O resultado traz implicações que vão além da mera curiosidade científica. Espécies de mosquitos-palha muito próximas às encontradas no Brasil já foram confirmadas como vetores de Bartonella bacilliformis no Peru. Isso significa que a possibilidade de adaptação desses microrganismos a novos hospedeiros e territórios não é apenas uma especulação distante.
Segundo Galati, entender quais animais servem de reservatórios naturais também será essencial. Esse é o próximo passo de um projeto que inclui análises não só na Amazônia, mas também em regiões como a Mata Atlântica, onde ela mantém um acervo de espécimes coletados com apoio da FAPESP.
A pesquisa abre um campo de investigação ainda em estágio inicial. Até o momento, não há registros clínicos no Brasil associados à nova linhagem de Bartonella. Mas os cientistas chamam a atenção para casos de febres recorrentes e sem diagnóstico claro, comuns em áreas rurais. “Será que parte desses pacientes não estaria infectada com uma espécie ainda não descrita?”, provoca André.
O achado não deve gerar pânico, mas funciona como um lembrete da complexa interação entre biodiversidade e saúde.
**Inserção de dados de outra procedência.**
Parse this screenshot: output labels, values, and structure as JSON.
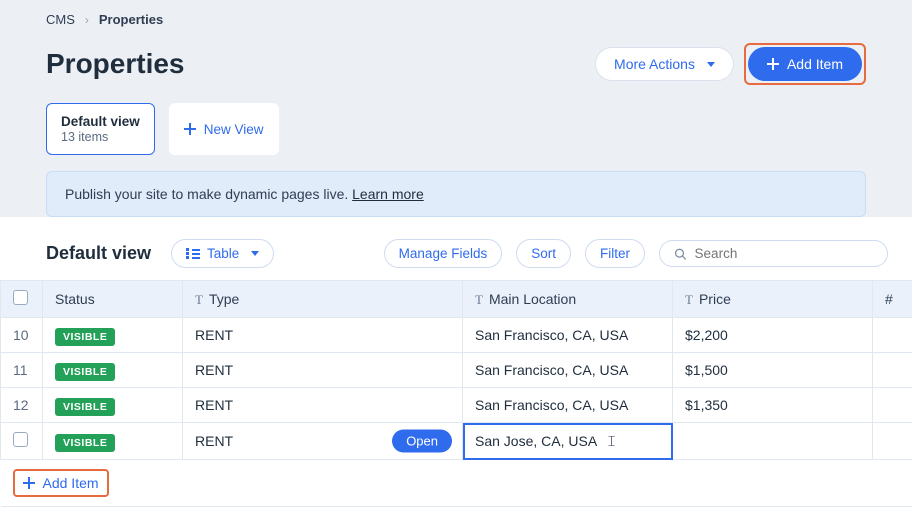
{
  "breadcrumb": {
    "root": "CMS",
    "current": "Properties"
  },
  "page": {
    "title": "Properties"
  },
  "actions": {
    "more": "More Actions",
    "add_item": "Add Item"
  },
  "views": {
    "active": {
      "name": "Default view",
      "sub": "13 items"
    },
    "new_view": "New View"
  },
  "banner": {
    "text": "Publish your site to make dynamic pages live. ",
    "link": "Learn more"
  },
  "controls": {
    "section_title": "Default view",
    "view_mode": "Table",
    "manage_fields": "Manage Fields",
    "sort": "Sort",
    "filter": "Filter",
    "search_placeholder": "Search"
  },
  "columns": {
    "status": "Status",
    "type": "Type",
    "location": "Main Location",
    "price": "Price",
    "hash": "#"
  },
  "status_label": "VISIBLE",
  "open_label": "Open",
  "rows": [
    {
      "num": "10",
      "type": "RENT",
      "location": "San Francisco, CA, USA",
      "price": "$2,200"
    },
    {
      "num": "11",
      "type": "RENT",
      "location": "San Francisco, CA, USA",
      "price": "$1,500"
    },
    {
      "num": "12",
      "type": "RENT",
      "location": "San Francisco, CA, USA",
      "price": "$1,350"
    },
    {
      "num": "",
      "type": "RENT",
      "location": "San Jose, CA, USA",
      "price": ""
    }
  ],
  "footer": {
    "add_item": "Add Item"
  }
}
Num cenário de mudanças ambientais e intensificação da circulação humana em áreas remotas, agentes infecciosos antes restritos a certos ecossistemas podem ganhar espaço em novos territórios.
Monitorar, investigar e integrar diferentes áreas do conhecimento — da entomologia à medicina — será crucial para antecipar riscos. Afinal, a floresta ainda guarda microrganismos capazes de revelar muito sobre a saúde das populações humanas que nela vivem ou que dela se aproximam.